Even down… well… GOOD LORD THAT’S VAL’S MUSIC (again, nsfw-ish). Yes, this makes a difference. Obviously, don’t go to extremes. No need to slash and burn (and then itch and scratch). Just clear the brush that might have gone unattended in the spring. Even Mr. Snuffleupagus appreciates his summer time hairdo.
#10 Swap out your insoles
Even the most breathable shoes can cause swamp foot after a while. The cause is usually the deteriorating state of the insole, after years of barefoot wear. Even if your insoles are in good shape, consider being proactive, and pick up a pair of these washable, cotton-terry insoles from the German maker Pedag. Eight bucks, and they’re one of the Amazon Prime “add on” items.
BONUS: #11 Wear clothes that don’t fit so darn tight.
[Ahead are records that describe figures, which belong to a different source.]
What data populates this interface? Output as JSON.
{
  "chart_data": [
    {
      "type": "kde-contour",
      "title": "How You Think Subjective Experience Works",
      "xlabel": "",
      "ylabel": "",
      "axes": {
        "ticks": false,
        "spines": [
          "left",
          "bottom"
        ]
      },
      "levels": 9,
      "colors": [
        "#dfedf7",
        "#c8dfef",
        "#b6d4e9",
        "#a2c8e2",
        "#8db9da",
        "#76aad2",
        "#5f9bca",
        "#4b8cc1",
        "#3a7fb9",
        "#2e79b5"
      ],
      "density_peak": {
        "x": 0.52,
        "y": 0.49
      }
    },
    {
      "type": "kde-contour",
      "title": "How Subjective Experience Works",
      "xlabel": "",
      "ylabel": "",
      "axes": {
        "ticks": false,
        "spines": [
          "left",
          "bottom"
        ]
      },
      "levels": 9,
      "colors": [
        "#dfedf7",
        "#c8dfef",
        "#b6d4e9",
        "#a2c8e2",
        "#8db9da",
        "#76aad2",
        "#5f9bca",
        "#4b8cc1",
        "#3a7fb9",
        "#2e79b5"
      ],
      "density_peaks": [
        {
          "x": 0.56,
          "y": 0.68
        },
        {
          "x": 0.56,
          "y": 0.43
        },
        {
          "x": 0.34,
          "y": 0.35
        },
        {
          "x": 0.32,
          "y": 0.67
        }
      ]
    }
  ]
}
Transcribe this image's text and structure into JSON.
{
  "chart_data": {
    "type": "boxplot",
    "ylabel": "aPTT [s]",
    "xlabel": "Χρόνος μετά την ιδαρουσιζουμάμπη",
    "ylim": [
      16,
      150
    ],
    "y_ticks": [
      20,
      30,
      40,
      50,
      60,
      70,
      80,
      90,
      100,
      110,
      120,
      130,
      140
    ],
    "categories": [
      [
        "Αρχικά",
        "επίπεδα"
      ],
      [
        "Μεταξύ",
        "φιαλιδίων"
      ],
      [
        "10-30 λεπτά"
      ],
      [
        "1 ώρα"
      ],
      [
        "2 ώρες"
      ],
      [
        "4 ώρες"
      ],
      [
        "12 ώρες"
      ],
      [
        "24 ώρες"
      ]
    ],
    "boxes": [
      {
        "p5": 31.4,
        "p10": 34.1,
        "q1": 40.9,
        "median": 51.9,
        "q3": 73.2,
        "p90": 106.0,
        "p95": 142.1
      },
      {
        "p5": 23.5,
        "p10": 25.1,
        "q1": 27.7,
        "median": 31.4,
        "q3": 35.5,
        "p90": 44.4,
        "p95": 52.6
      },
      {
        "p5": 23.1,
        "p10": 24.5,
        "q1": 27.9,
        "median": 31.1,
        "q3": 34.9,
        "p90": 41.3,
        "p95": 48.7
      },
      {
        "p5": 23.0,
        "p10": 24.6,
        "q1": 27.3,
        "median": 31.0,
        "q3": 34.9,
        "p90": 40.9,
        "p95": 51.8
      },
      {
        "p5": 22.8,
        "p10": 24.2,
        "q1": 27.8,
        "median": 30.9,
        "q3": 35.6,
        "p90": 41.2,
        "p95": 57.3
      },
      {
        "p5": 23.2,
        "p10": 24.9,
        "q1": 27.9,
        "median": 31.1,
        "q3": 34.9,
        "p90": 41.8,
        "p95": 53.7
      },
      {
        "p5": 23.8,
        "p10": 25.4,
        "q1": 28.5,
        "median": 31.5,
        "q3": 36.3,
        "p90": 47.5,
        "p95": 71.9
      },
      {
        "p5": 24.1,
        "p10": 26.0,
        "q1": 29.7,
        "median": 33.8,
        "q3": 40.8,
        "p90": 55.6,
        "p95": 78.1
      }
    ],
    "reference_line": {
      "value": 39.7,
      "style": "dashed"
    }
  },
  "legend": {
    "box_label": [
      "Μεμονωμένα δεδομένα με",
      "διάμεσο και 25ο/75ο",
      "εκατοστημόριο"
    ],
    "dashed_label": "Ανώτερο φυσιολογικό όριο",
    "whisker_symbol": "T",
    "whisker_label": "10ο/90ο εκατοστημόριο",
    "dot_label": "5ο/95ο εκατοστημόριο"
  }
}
Marilyn doesn’t get her “ankles” cooled if she’s wearing a Herve Leger bandage dress. Look, nobody wants to regress and go back to wearing a size or two too big, but opting for a “straight” fit instead of a slim or skinny fit this time of year wouldn’t be the worst thing in the world. Circulation increases. It’s tough for a garment to catch a breeze if it’s painted on.
Your turn guys. What are your strategies for staying cool, while looking your best, during the hottest time of the year? Leave it all in the comments section below.